映射到位numpy的阵列 [英] Mapping a NumPy array in place
问题描述
是否有可能映射代替numpy的阵列?如果是,如何?
由于 a_values
- 二维数组 - 这是code的,做的把戏,我此刻的位:
Given a_values
- 2D array - this is the bit of code that does the trick for me at the moment:
for row in range(len(a_values)):
for col in range(len(a_values[0])):
a_values[row][col] = dim(a_values[row][col])

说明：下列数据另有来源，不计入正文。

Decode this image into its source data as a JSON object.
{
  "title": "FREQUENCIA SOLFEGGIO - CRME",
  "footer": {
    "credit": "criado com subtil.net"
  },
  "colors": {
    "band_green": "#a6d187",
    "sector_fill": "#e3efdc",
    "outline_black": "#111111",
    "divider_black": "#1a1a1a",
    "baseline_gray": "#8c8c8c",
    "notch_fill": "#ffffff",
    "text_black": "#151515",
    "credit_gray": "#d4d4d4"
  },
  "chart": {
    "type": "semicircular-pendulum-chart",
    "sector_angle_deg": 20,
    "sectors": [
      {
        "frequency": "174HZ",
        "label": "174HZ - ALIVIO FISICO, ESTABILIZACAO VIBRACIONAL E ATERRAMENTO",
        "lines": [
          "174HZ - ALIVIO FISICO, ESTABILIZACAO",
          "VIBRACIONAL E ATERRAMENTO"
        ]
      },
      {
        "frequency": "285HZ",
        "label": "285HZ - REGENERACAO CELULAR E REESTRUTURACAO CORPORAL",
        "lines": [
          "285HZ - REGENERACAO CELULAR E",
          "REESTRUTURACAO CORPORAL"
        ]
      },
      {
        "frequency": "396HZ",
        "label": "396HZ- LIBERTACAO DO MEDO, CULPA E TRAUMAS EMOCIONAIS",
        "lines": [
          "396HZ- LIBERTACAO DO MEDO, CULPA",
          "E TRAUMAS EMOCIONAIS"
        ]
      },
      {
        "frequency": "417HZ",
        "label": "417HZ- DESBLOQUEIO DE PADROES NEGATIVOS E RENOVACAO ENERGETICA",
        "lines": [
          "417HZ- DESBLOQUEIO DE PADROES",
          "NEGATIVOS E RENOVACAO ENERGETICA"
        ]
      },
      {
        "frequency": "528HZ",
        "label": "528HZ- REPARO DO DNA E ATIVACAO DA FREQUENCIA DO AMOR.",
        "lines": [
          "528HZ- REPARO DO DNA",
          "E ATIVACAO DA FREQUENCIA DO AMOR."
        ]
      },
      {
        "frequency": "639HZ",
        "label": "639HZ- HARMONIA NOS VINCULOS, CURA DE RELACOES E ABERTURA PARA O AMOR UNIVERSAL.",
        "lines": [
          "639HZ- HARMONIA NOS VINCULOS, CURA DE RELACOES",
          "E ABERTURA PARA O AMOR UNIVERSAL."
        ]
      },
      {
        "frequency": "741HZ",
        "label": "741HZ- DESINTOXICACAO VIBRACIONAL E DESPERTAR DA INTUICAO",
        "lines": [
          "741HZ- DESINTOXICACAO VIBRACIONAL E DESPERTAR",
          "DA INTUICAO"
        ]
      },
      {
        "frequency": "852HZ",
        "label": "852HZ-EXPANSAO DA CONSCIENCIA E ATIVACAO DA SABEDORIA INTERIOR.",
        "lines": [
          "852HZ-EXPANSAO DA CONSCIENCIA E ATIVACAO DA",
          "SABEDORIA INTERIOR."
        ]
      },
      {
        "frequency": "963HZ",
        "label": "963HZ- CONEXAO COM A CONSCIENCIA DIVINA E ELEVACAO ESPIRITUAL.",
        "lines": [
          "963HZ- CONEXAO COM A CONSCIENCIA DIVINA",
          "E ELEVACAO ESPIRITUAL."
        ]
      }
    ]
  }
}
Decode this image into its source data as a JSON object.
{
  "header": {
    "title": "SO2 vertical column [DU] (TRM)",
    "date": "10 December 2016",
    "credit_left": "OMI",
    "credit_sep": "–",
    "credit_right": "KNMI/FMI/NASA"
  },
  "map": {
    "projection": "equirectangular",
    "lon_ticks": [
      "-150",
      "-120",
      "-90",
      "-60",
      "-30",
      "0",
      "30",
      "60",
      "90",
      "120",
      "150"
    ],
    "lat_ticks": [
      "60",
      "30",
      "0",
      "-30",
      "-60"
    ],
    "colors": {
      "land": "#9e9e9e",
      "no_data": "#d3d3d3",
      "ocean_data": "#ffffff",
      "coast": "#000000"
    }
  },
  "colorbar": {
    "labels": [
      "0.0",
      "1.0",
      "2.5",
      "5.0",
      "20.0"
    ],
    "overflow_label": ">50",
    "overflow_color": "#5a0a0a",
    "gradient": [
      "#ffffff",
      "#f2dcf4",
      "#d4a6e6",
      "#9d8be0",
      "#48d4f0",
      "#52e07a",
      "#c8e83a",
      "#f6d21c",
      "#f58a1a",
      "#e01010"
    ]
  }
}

但它是如此的丑陋,我怀疑是某处内numpy的,必须有做同样的东西看起来像一个函数:
But it's so ugly that I suspect that somewhere within NumPy there must be a function that does the same with something looking like:
a_values.map_in_place(dim)
但如果像上面的存在,我一直无法找到它。
but if something like the above exists, I've been unable to find it.
推荐答案
这是唯一值得一试,如果你正在显著空间的限制做到这一点在地方。如果是这样的情况下,可以通过遍历数组的平面视图,以加快code一点点。由于重塑
返回一个新视图的时可能时,数据本身不复制(除非原具有不寻常的结构)。
It's only worth trying to do this in-place if you are under significant space constraints. If that's the case, it is possible to speed up your code a little bit by iterating over a flattened view of the array. Since reshape
returns a new view when possible, the data itself isn't copied (unless the original has unusual structure).
我不知道一个更好的方式来实现真正的就地应用程序中的任意的Python功能。
I don't know of a better way to achieve bona fide in-place application of an arbitrary Python function.
>>> def flat_for(a, f):
... a = a.reshape(-1)
... for i, v in enumerate(a):
... a[i] = f(v)
...
>>> a = numpy.arange(25).reshape(5, 5)
>>> flat_for(a, lambda x: x + 5)
>>> a
array([[ 5, 6, 7, 8, 9],
[10, 11, 12, 13, 14],
[15, 16, 17, 18, 19],
[20, 21, 22, 23, 24],
[25, 26, 27, 28, 29]])
有些时段:
>>> a = numpy.arange(2500).reshape(50, 50)
>>> f = lambda x: x + 5
>>> %timeit flat_for(a, f)
1000 loops, best of 3: 1.86 ms per loop
这是关于快两倍,嵌套循环的版本:
It's about twice as fast as the nested loop version:
>>> a = numpy.arange(2500).reshape(50, 50)
>>> def nested_for(a, f):
... for i in range(len(a)):
... for j in range(len(a[0])):
... a[i][j] = f(a[i][j])
...
>>> %timeit nested_for(a, f)
100 loops, best of 3: 3.79 ms per loop
当然矢量仍然是比较快,所以如果你可以复制,使用:
Of course vectorize is still faster, so if you can make a copy, use that:
>>> a = numpy.arange(2500).reshape(50, 50)
>>> g = numpy.vectorize(lambda x: x + 5)
>>> %timeit g(a)
1000 loops, best of 3: 584 us per loop
如果你可以重写昏暗
使用内置ufuncs,那么请你,请不要矢量
And if you can rewrite dim
using built-in ufuncs, then please, please, don't vectorize
:
>>> a = numpy.arange(2500).reshape(50, 50)
>>> %timeit a + 5
100000 loops, best of 3: 4.66 us per loop
numpy的
不喜欢 + =
操作的地方,就像你所期望的 - 这样你就可以得到与不花钱就地应用ufunc的速度。有时甚至更快!请参见这里一个例子。
numpy
does operations like +=
in place, just as you might expect -- so you can get the speed of a ufunc with in-place application at no cost. Sometimes it's even faster! See here for an example.
顺便说一句,我原来的回答这个问题,可以在它的编辑历史被看作是可笑的,并参与了量化指标为 A
。它不仅必须做一些时髦的东西绕过的矢量
的类型的检测机制,它竟然是一样的嵌套循环的版本一样慢。这么多聪明!
By the way, my original answer to this question, which can be viewed in its edit history, is ridiculous, and involved vectorizing over indices into a
. Not only did it have to do some funky stuff to bypass vectorize
's type-detection mechanism, it turned out to be just as slow as the nested loop version. So much for cleverness!
这篇关于映射到位numpy的阵列的文章就介绍到这了,希望我们推荐的答案对大家有所帮助,也希望大家多多支持IT屋!